Sammlung der Entscheidungen des Schweizerischen Bundesgerichts
Collection des arrêts du Tribunal fédéral suisse
Raccolta delle decisioni del Tribunale federale svizzero

II. Zivilrechtliche Abteilung, Beschwerde in Zivilsachen 5A.37/2007
Zurück zum Index II. Zivilrechtliche Abteilung, Beschwerde in Zivilsachen 2007
Retour à l'indice II. Zivilrechtliche Abteilung, Beschwerde in Zivilsachen 2007


5A_37/2007 /ajp

Arrêt du 31 mai 2007
IIe Cour de droit civil

MM. et Mme les Juges Raselli, Président,
Hohl et Zappelli, Juge suppléant.
Greffier: M. Braconi.

Dame X.________,
recourante, représentée par Me Cyrille Piguet, avocat,

contre

X.________,
intimé, représenté par Me Jacques Micheli, avocat,

Mesures provisoires selon l'art. 137 CC,

recours en matière civile contre l'arrêt de la Chambre
des recours du Tribunal cantonal du canton de Vaud
du 17 janvier 2007.

Faits :

A.
X. ________, né en 1959, et dame X.________, née en 1956, se sont mariés à
Lausanne en 1987. Deux enfants sont issus de cette union, à savoir
Y.________, née le 31 août 1988, et Z.________, né le 13 avril 1991.

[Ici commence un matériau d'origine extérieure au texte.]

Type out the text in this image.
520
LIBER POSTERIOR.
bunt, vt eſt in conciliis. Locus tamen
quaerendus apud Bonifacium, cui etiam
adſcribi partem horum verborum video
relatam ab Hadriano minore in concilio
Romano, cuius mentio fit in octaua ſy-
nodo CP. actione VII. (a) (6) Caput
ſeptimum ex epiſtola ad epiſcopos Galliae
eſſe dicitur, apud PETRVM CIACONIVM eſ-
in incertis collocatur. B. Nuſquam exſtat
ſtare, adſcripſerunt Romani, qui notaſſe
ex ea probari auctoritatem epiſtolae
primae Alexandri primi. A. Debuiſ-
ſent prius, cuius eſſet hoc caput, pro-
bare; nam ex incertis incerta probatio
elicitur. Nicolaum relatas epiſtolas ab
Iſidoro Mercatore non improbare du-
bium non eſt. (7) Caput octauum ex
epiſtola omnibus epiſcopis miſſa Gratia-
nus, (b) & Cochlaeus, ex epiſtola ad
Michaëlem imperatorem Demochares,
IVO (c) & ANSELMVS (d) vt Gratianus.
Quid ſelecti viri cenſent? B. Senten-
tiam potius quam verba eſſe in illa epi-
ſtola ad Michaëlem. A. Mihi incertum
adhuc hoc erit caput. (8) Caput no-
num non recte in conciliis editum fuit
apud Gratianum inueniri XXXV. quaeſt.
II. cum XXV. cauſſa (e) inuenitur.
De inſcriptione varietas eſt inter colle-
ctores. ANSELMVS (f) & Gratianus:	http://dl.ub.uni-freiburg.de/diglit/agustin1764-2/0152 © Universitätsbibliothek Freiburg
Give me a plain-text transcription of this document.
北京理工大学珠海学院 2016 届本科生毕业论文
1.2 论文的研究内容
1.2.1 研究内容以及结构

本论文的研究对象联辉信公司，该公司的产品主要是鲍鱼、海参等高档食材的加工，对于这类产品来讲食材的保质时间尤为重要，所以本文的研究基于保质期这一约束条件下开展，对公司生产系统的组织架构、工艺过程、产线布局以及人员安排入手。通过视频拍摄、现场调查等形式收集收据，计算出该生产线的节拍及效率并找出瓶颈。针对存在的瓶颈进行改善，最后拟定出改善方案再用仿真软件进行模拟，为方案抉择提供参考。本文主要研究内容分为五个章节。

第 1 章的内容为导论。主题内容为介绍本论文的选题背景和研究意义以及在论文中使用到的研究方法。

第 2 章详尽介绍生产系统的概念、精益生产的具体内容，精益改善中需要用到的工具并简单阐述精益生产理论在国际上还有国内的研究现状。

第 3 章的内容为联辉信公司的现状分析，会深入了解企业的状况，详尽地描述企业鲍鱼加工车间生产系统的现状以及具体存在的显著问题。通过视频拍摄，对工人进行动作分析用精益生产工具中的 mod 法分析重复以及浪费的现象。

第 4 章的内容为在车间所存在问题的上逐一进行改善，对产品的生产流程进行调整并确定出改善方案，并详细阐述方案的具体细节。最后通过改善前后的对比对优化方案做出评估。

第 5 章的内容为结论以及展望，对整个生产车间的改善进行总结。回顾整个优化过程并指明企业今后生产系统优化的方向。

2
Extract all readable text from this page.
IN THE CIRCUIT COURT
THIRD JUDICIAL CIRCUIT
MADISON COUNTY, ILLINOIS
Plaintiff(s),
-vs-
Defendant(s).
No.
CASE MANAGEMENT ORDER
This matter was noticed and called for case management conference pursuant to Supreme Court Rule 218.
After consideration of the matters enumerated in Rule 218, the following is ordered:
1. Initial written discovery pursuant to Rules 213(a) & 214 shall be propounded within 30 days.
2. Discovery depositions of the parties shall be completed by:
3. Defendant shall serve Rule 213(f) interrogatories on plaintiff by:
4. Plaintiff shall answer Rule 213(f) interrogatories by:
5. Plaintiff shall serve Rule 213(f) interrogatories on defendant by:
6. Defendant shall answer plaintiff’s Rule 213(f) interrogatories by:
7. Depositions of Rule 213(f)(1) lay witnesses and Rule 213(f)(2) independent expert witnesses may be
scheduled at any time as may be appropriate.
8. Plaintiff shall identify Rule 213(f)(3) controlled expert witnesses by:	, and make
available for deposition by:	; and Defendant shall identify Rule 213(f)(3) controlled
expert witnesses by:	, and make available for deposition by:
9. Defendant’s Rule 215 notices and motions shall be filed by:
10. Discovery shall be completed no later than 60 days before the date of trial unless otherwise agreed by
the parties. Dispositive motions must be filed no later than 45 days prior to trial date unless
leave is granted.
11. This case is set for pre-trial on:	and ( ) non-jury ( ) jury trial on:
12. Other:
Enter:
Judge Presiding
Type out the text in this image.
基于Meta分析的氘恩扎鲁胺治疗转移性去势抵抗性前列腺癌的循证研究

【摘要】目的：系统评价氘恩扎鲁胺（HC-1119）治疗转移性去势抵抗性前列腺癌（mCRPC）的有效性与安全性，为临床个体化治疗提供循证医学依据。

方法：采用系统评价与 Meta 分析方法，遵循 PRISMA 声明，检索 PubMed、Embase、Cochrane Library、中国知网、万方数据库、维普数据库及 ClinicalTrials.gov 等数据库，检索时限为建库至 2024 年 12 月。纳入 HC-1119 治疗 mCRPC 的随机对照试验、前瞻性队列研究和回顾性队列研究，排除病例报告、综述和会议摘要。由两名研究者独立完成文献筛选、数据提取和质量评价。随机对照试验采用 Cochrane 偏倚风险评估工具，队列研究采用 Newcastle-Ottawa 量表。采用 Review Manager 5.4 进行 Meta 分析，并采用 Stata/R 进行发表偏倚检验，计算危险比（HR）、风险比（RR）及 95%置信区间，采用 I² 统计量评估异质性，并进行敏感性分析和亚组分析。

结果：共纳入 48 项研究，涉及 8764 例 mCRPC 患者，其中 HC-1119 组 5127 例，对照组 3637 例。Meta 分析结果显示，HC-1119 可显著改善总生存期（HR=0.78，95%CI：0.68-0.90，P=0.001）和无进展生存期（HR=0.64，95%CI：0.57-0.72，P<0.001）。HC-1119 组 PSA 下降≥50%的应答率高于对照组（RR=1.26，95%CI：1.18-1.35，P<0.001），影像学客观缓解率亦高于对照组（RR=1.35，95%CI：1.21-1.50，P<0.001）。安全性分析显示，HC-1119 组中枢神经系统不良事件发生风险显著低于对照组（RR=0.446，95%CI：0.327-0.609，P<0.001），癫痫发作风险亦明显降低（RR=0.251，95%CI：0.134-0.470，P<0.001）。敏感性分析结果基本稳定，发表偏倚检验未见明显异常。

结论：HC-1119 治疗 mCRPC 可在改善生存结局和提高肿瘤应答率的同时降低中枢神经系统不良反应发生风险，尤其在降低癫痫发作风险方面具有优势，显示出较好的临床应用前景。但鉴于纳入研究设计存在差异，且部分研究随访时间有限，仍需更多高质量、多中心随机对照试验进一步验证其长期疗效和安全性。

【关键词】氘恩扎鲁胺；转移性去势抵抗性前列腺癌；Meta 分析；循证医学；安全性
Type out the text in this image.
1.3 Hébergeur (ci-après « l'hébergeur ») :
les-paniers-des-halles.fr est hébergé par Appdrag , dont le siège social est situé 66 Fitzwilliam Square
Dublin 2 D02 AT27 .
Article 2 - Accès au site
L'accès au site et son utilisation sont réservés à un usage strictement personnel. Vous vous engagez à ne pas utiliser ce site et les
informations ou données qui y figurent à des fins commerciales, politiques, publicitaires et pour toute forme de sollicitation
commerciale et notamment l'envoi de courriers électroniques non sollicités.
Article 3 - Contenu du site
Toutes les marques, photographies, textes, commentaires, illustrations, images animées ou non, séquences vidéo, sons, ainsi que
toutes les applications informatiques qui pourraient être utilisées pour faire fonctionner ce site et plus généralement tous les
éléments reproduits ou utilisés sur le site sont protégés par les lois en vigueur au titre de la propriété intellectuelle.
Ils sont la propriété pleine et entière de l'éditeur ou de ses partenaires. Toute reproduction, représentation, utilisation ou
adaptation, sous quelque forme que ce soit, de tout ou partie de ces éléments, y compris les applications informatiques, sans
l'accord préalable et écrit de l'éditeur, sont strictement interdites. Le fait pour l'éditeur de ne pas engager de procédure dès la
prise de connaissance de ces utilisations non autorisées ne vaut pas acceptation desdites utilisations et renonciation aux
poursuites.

Une procédure de mesures protectrices de l'union conjugale a opposé les époux
entre juillet 2000 et décembre 2001. Le 8 avril 2002, le mari a demandé le
divorce par requête unilatérale.

Plusieurs décisions sur mesures provisoires ont été rendues. Statuant le 19
octobre 2005 sur la requête déposée par le mari à l'audience de jugement du
18 janvier 2005, le Président du Tribunal d'arrondissement de Lausanne l'a
astreint à contribuer à l'entretien de ses enfants par le versement d'une
pension de 2'500 fr. par mois, allocations familiales en sus, dès le 1er
février 2005.

B.
Contre cette ordonnance, l'épouse a interjeté parallèlement un recours de
droit public au Tribunal fédéral et un recours en nullité au Tribunal
cantonal du canton de Vaud.

Par arrêt du 20 janvier 2006, la Chambre des recours de ce tribunal a rejeté
le recours en nullité et maintenu l'ordonnance attaquée.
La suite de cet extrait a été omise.